Saturday, May 23, 2020

The Wings of Eagles


This being Memorial Day weekend, TCM is running a bunch of war movies, as they always do. One that I haven't blogged about before is The Wings of Eagles, which is on tomorrow afternoon at 2:30 PM.

John Wayne plays Frank W. "Spig" Wead (1895-1947). At the start of the movie, Spig is stationed at the naval base in Pensacola, FL, where he's interested in combining naval operations with flight, something which was new in the early 1920s. His attempt to fly solo is a disaster, nearly getting him court-martialed, something which bothers his long-suffering wife Min (Maureen O'Hara).

Then the Army announces it's going to do the first round-the-world flight and Spig and his buddies, not wanting the Army to win, try to convince the Navy to sanction a similar flight that will beat the Army to the punch; all of this is more of an excuse to have Wayne and friends engage in fight scenes with the folks playing Army men.

Along the way, there's family strife for Spig. First, his infant son dies; then, his being away from Min all the time causes more problems since she's left to take care of the two other kids pretty much by herself. It's going to get even worse when Spig returns home one night to celebrate a promotion. He trips and falls down the stairs, resulting in his being paralyzed.

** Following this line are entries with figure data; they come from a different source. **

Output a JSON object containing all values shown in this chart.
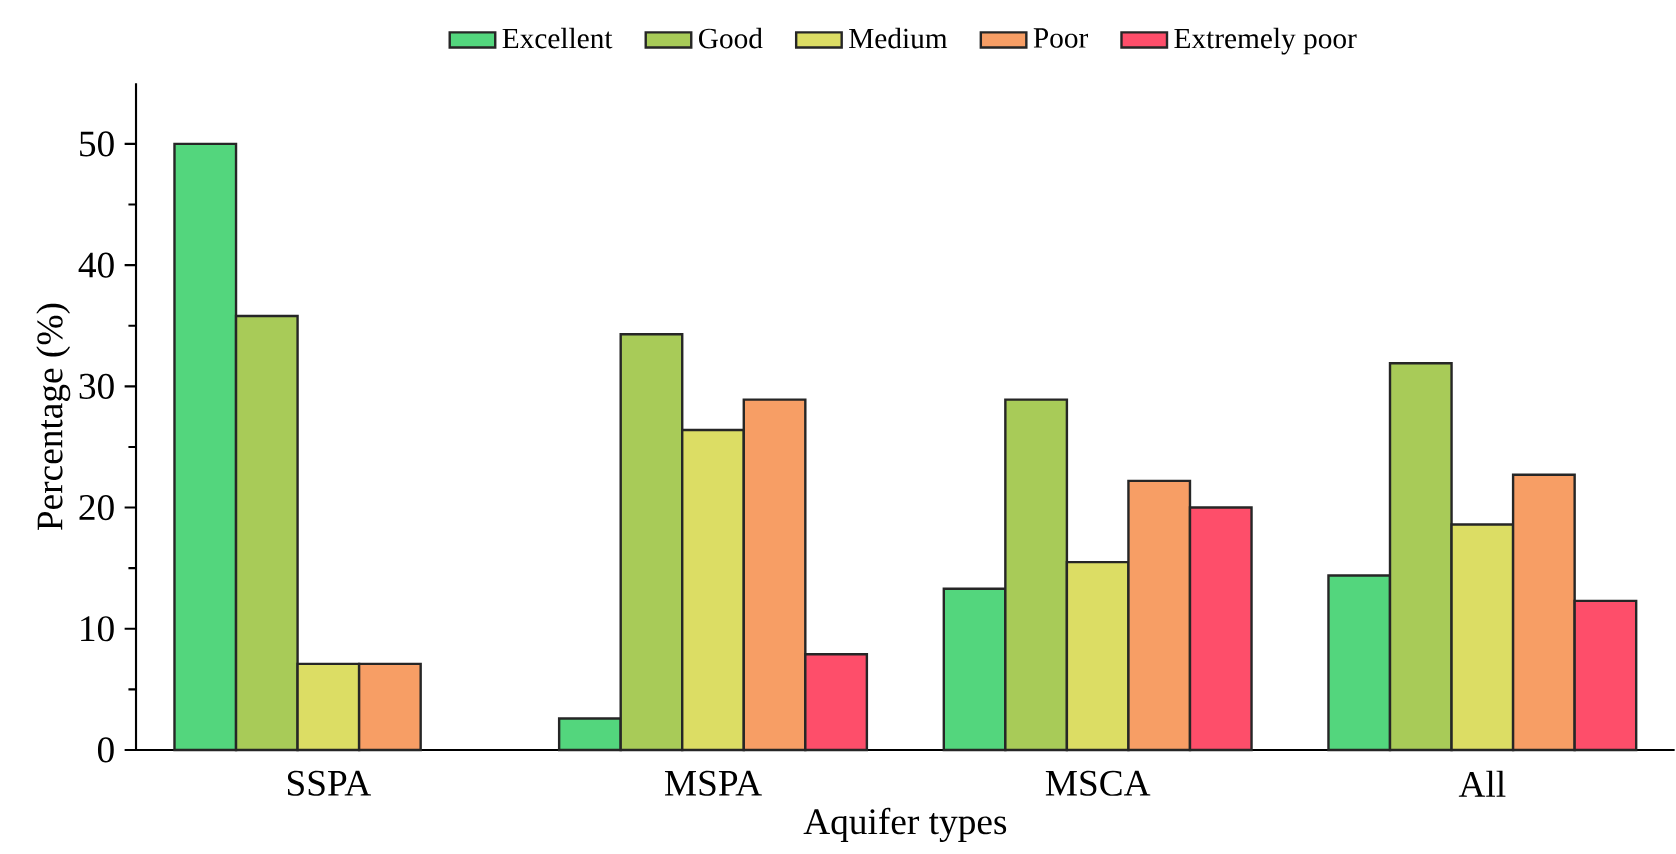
{
  "chart_data": {
    "type": "bar",
    "xlabel": "Aquifer types",
    "ylabel": "Percentage (%)",
    "categories": [
      "SSPA",
      "MSPA",
      "MSCA",
      "All"
    ],
    "series": [
      {
        "name": "Excellent",
        "color": "#53d67d",
        "values": [
          50,
          2.6,
          13.3,
          14.4
        ]
      },
      {
        "name": "Good",
        "color": "#a8cb58",
        "values": [
          35.8,
          34.3,
          28.9,
          31.9
        ]
      },
      {
        "name": "Medium",
        "color": "#dcdd64",
        "values": [
          7.1,
          26.4,
          15.5,
          18.6
        ]
      },
      {
        "name": "Poor",
        "color": "#f79e65",
        "values": [
          7.1,
          28.9,
          22.2,
          22.7
        ]
      },
      {
        "name": "Extremely poor",
        "color": "#fe4e6a",
        "values": [
          null,
          7.9,
          20.0,
          12.3
        ]
      }
    ],
    "ylim": [
      0,
      55
    ],
    "yticks": [
      0,
      10,
      20,
      30,
      40,
      50
    ],
    "grid": false,
    "legend": "top"
  }
}
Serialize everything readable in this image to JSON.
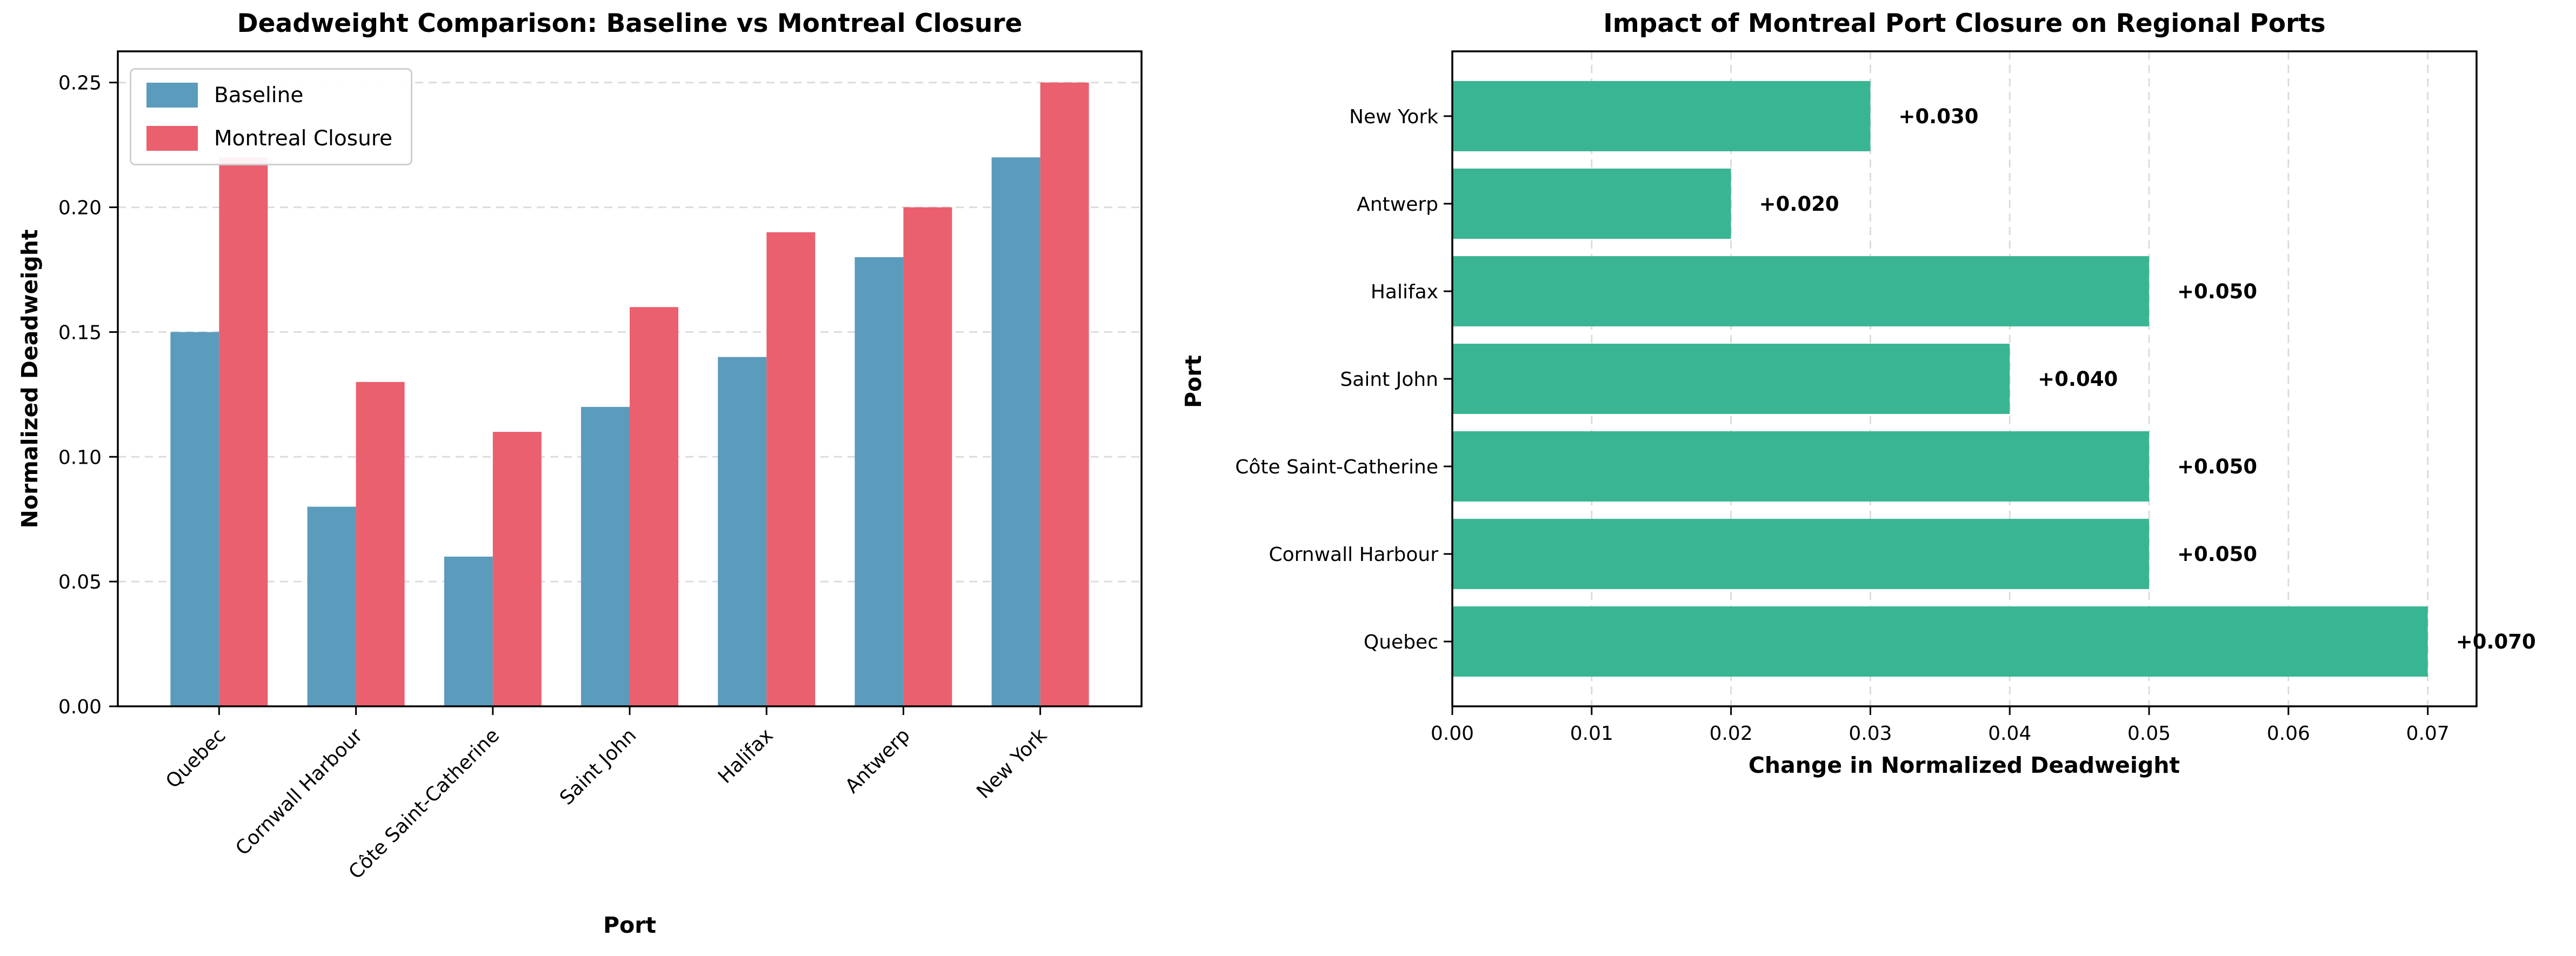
{
  "figure_title": "Deadweight comparison figure",
  "palette": {
    "baseline_blue": "#5B9BBC",
    "closure_red": "#EA606E",
    "impact_green": "#3AB593",
    "grid_gray": "#dcdcdc",
    "spine_black": "#000000",
    "legend_border": "#cfcfcf"
  },
  "chart_data": [
    {
      "type": "bar",
      "title": "Deadweight Comparison: Baseline vs Montreal Closure",
      "xlabel": "Port",
      "ylabel": "Normalized Deadweight",
      "categories": [
        "Quebec",
        "Cornwall Harbour",
        "Côte Saint-Catherine",
        "Saint John",
        "Halifax",
        "Antwerp",
        "New York"
      ],
      "series": [
        {
          "name": "Baseline",
          "color": "#5B9BBC",
          "values": [
            0.15,
            0.08,
            0.06,
            0.12,
            0.14,
            0.18,
            0.22
          ]
        },
        {
          "name": "Montreal Closure",
          "color": "#EA606E",
          "values": [
            0.22,
            0.13,
            0.11,
            0.16,
            0.19,
            0.2,
            0.25
          ]
        }
      ],
      "ylim": [
        0,
        0.2625
      ],
      "yticks": [
        0,
        0.05,
        0.1,
        0.15,
        0.2,
        0.25
      ],
      "xtick_rotation": 45,
      "grid": "horizontal-dashed",
      "legend_position": "upper-left"
    },
    {
      "type": "bar-horizontal",
      "title": "Impact of Montreal Port Closure on Regional Ports",
      "xlabel": "Change in Normalized Deadweight",
      "ylabel": "Port",
      "categories": [
        "New York",
        "Antwerp",
        "Halifax",
        "Saint John",
        "Côte Saint-Catherine",
        "Cornwall Harbour",
        "Quebec"
      ],
      "values": [
        0.03,
        0.02,
        0.05,
        0.04,
        0.05,
        0.05,
        0.07
      ],
      "bar_labels": [
        "+0.030",
        "+0.020",
        "+0.050",
        "+0.040",
        "+0.050",
        "+0.050",
        "+0.070"
      ],
      "color": "#3AB593",
      "xlim": [
        0,
        0.0735
      ],
      "xticks": [
        0,
        0.01,
        0.02,
        0.03,
        0.04,
        0.05,
        0.06,
        0.07
      ],
      "grid": "vertical-dashed",
      "legend_position": "none"
    }
  ]
}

Slowly, he learns to walk again but clearly can't return to military service, so he winds up with a second career as a screen writer (The Wings of Eagles was released by MGM and the clip we see is of Wallace Beery and Clark Gable in Hell Divers, written by Wead and released by... MGM). This goes well until the Japanese attack Pearl Harbor, and Spig wants to contribute to the aircraft carrier problem.

Spig Wead sounds like a really interesting character; as such, it's only natural that Hollywood should eventually make a biopic about him. Unfortunately, The Wings of Eagles is the biopic we get. I found that this movie has two big problems: star John Wayne and director John Ford. I don't necessarily dislike John Wayne, but felt like he was the wrong person to play Wead. Not so much because Wayne was pushing 50 and Wead was much younger for most of the events depicted, but because this movie has John Wayne being John Wayne, which just doesn't work here.

Add to that the direction from John Ford. I've found myself having a diffident attitude to a lot of his post-war movies, and that stems from what I would describe as a ham-fisted bravado that permeates a lot of Ford's later movies. In the case of The Wings of Eagles, that manifests itself in the movie developing really slowly, with the opening scenes in Pensacola going on way too long, as well as the fight scenes between the Army and Navy, all of which just make Wead look like a jerk.

As always, however, you may want to judge for yourself, as there are a lot of other people who really like The Wings of Eagles. It did get a DVD release from the Warner Archive Collection, although it's another one that the TCM Shop oddly claimed is on backorder the last time I checked. You can get it off of Amazon, or which it on Prime Video if you do the streaming thing.